HP: next.jorudan.co.jp/ekiben/3913_shin-osaka.html (Japanese Only)
9. Kukuru: Takoju (多幸重) (Osaka)
One of the most popular specialty in Osaka is takoyaki. If you’d like to try takoyaki or taste it one more time before you leave Osaka, you can find this box at bento shops inside the ticket gates on the third floor. Produced by Kukuru, a takoyaki shop in Dotonbori, this box contains real takoyaki and seasoned rice cooked with octopus. It costs 1,030 yen. Why not enjoy Osaka food until the very last minute?
10. Chiki-ben (Osaka)
Chikira-House is a Nissin antenna shop featuring Chikin Ramen in Eki Marche, inside of the ticket gate on the third floor. What they offer at the station is not ramen itself but Chikiben, a combination of Chikin Ramen and ramen flavored rice.

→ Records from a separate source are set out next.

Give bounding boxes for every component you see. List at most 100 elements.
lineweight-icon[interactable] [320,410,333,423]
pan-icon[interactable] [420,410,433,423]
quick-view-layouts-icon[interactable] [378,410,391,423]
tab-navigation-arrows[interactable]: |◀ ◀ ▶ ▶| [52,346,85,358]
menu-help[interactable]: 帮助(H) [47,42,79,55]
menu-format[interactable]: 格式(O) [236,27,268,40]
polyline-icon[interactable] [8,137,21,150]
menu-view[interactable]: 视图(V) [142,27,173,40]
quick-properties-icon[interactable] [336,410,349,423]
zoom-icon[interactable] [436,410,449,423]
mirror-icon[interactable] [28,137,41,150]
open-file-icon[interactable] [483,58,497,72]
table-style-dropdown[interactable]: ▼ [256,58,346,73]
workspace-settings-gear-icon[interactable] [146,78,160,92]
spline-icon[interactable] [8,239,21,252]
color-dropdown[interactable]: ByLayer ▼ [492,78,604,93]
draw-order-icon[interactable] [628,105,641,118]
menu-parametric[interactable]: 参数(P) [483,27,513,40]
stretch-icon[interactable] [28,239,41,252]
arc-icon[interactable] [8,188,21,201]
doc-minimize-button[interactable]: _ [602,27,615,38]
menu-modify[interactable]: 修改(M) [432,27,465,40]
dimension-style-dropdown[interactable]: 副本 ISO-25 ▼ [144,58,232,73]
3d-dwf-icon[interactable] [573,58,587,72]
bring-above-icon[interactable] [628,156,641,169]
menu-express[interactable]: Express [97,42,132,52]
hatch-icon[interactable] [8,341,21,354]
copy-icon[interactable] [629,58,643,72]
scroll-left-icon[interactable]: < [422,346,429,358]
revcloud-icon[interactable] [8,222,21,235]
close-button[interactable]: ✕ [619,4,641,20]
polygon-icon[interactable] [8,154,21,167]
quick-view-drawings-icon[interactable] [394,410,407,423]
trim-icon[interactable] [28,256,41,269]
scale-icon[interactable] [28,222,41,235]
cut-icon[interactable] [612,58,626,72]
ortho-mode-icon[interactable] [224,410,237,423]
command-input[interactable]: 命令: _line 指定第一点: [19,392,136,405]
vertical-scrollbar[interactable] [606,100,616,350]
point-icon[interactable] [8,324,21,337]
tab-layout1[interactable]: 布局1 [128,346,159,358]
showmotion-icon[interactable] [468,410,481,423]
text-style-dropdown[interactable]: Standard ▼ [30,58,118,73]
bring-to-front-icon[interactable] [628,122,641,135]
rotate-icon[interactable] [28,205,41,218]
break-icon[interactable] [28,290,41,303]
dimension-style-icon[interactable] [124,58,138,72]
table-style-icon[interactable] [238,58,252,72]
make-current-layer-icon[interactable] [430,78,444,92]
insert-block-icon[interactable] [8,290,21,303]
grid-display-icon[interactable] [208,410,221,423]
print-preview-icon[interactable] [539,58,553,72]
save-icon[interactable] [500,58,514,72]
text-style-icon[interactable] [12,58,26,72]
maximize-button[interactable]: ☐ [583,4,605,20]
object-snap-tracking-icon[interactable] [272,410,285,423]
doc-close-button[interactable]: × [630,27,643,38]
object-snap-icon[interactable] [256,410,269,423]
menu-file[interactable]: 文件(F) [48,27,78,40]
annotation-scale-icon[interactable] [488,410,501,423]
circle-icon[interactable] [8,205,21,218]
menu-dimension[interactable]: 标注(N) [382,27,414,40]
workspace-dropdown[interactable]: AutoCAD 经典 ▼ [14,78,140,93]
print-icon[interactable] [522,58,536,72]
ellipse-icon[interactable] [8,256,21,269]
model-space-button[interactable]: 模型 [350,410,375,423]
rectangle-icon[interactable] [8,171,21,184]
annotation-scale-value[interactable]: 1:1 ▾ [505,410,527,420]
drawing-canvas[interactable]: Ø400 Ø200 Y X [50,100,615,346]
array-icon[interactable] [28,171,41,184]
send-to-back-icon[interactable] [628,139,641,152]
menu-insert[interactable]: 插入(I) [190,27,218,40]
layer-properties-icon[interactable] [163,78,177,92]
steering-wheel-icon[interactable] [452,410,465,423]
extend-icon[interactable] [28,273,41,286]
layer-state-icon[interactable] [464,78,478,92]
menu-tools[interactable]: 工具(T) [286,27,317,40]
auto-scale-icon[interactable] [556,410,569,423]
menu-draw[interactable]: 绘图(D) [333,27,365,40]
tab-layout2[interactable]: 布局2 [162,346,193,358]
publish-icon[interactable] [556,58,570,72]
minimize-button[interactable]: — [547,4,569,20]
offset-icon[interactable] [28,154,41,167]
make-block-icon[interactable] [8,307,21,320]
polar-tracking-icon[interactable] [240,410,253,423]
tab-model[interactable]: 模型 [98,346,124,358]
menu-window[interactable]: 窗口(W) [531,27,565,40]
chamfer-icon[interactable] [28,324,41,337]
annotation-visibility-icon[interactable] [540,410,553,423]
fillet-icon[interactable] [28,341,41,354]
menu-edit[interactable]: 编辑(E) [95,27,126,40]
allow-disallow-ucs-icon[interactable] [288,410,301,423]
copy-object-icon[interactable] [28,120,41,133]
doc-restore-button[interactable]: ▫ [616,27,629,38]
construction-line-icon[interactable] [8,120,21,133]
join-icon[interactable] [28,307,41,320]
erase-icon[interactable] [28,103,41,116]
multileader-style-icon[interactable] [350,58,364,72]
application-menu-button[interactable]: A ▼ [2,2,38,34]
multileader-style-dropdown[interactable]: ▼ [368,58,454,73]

Chikiben is more than instant food as it comes with charcoal grilled chicken and stewed chicken. What’s more, this box bento has its own self-heating system! The price of 1,188 yen may sound a bit expensive, but it’s worth trying.
11. 551HORAI: BUTAMAN (Osaka)
551 Horai Butaman is not an ekiben but a Chinese pork bun only sold in Osaka and its neighboring regions. This delicious pork bun is quite popular in Japan, though you cannot buy it fresh outside of Osaka. You can, however, buy it frozen. This simple food consists of pork filling stuffed into a large steamed bun. They are made by hand and steamed in the shops, so you can eat them hot on the train. You can buy them at the several 551 HORAI shops inside and outside of the ticket gates such as Entrée Marche on the third floor.